France will tolerate “no ultimatum” and will not give in to “any pressure” in managing the withdrawal of its troops from Mali, according to French Prime Minister Jean Castex.
Faced with the Malian junta’s demand that its troops leave “without delay,” Jean Castex replied that the “gradual disengagement of French troops deployed in Mali will be done in good order and in safety.”
“We will not tolerate any ultimatum, and we will not be sensitive to any pressure, whatever their origin,” said Jean Castex, in a statement before the National Assembly.
“In military terms, we will have to close the bases at Gossi, Menaka and Gao. The withdrawal will be carried out in good order and security and will last between four and six months,” Jean Castex added. France announced on February 17, 2022 in Paris, the departure of Barkhane, its military force composed of 2,400 soldiers out of a total of 4,600 deployed in the Sahel, a departure that also entails the departure of the European Union’s military force Takuba.
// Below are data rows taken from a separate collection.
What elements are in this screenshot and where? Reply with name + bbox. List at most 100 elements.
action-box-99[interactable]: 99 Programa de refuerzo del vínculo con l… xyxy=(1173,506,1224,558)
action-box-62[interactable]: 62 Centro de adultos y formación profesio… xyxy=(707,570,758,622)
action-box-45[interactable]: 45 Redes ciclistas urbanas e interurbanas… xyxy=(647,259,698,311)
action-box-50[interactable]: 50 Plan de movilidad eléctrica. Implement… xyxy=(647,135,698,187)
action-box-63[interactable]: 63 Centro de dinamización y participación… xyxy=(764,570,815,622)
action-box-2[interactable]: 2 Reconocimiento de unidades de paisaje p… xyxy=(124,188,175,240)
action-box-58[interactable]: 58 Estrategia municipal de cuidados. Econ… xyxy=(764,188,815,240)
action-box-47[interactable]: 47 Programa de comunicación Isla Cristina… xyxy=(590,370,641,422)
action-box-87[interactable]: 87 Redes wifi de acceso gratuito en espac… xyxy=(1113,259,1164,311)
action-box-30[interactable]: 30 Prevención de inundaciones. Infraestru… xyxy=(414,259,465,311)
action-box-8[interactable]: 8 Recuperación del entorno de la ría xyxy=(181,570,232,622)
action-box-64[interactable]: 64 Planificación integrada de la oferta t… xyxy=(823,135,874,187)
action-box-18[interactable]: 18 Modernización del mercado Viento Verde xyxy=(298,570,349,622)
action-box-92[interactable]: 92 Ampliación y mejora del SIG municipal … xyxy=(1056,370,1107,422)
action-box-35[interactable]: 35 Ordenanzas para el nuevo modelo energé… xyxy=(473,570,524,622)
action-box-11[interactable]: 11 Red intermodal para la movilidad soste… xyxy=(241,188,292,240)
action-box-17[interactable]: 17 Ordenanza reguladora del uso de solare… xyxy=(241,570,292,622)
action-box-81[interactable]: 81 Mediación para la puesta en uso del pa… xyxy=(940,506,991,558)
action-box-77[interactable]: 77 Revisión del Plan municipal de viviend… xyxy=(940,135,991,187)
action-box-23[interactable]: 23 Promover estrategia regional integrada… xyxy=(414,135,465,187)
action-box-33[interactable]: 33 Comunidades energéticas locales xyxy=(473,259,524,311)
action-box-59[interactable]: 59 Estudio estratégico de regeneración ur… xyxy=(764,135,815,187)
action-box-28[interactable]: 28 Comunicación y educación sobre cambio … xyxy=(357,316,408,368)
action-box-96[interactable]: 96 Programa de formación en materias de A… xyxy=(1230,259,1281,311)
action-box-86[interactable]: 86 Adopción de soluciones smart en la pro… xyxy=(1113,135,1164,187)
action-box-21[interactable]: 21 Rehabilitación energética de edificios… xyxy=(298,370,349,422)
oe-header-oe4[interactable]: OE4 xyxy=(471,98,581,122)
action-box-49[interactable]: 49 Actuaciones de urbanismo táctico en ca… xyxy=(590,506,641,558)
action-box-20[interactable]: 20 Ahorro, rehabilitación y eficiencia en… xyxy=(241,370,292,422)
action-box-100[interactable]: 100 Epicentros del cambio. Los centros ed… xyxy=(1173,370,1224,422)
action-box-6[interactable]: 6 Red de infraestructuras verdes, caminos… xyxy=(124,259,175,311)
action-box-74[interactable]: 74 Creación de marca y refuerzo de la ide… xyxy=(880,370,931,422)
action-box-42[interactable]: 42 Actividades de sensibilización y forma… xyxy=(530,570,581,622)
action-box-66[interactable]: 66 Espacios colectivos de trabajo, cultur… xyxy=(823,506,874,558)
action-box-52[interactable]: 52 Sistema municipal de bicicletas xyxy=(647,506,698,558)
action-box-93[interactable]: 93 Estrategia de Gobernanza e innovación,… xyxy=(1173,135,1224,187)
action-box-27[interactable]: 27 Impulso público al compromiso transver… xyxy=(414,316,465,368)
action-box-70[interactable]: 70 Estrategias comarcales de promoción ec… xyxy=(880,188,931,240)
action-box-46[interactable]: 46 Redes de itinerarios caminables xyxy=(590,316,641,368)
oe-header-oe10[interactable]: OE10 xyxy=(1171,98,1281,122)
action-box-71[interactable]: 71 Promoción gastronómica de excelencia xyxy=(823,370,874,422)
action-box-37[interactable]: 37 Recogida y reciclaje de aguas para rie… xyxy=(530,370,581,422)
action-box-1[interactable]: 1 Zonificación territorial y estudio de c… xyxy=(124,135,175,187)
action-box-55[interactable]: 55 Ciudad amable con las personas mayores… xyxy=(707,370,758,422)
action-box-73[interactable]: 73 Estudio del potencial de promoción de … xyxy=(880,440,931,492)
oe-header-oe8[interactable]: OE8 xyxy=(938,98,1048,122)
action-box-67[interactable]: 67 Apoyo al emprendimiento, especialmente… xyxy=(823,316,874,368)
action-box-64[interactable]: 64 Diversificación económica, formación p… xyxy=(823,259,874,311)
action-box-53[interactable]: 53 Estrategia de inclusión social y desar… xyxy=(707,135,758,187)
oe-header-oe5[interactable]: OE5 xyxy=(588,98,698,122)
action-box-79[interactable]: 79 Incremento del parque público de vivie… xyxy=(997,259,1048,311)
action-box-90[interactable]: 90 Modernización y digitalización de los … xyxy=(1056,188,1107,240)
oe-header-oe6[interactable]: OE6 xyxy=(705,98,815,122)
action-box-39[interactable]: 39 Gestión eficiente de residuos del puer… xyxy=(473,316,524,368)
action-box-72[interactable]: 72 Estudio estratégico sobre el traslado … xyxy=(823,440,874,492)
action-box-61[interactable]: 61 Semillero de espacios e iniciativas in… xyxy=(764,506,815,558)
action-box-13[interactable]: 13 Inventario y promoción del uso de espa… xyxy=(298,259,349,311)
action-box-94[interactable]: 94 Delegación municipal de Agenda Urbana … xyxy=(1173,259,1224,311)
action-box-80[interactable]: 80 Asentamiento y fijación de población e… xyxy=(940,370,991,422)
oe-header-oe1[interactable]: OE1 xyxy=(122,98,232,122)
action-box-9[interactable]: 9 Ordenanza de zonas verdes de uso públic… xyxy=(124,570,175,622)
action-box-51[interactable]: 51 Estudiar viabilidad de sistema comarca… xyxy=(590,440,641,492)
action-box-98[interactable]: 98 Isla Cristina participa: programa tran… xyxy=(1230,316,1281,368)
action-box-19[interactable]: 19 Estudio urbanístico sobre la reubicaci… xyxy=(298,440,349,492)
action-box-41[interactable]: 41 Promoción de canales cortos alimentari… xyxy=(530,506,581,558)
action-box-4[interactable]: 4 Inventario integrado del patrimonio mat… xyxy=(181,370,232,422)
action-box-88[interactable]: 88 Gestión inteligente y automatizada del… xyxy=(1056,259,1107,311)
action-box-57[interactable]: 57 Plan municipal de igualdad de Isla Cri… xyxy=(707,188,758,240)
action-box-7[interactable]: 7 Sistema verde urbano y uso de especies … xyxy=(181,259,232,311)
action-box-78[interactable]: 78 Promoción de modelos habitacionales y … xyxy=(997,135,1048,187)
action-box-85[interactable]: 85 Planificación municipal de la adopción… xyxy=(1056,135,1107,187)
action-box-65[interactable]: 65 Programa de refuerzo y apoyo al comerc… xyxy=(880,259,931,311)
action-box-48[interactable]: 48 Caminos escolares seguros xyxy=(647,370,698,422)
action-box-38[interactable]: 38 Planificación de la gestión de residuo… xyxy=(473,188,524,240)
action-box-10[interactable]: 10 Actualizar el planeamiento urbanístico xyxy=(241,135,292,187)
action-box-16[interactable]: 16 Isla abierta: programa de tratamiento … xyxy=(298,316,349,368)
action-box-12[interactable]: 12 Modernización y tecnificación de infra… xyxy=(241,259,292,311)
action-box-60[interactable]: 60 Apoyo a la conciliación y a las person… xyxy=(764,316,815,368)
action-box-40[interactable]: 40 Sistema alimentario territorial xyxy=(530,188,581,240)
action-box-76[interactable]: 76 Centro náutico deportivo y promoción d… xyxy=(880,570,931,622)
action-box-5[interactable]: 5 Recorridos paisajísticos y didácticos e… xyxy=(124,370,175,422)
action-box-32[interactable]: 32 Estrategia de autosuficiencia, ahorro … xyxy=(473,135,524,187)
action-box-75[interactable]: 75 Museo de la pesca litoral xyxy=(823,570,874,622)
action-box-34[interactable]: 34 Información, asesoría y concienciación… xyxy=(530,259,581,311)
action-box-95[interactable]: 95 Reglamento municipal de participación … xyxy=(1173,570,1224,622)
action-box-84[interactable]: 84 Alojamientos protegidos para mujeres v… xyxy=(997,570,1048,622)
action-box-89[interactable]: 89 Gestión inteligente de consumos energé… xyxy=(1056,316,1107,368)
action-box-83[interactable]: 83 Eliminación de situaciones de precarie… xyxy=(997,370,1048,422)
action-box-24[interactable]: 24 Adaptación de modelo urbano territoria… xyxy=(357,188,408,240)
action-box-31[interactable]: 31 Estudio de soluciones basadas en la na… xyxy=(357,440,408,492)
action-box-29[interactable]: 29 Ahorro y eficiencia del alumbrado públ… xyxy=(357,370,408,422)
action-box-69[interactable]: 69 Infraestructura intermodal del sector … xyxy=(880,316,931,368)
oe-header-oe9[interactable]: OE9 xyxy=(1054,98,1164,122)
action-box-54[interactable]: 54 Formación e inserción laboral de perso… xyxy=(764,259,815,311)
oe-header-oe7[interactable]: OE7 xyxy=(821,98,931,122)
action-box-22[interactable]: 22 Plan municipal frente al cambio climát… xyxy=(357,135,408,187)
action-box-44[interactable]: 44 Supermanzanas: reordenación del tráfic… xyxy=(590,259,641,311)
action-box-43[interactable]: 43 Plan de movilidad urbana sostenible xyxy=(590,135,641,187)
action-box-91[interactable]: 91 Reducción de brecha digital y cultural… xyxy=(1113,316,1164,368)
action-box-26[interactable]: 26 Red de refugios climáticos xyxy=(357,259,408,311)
Before the French MPs, the Prime Minister charged the transitional regime, which has “reneged, one by one, on its commitments,” making “the choice to rely on a well-known private organization of Russian mercenaries, Wagner, whose economic model is based on the predation of the wealth of the countries in which it operates,” he justified.
He argued that France and its partners in the European Union can no longer “engage in a country whose authorities no longer wish to cooperate with Europeans and hinder their ability to act.”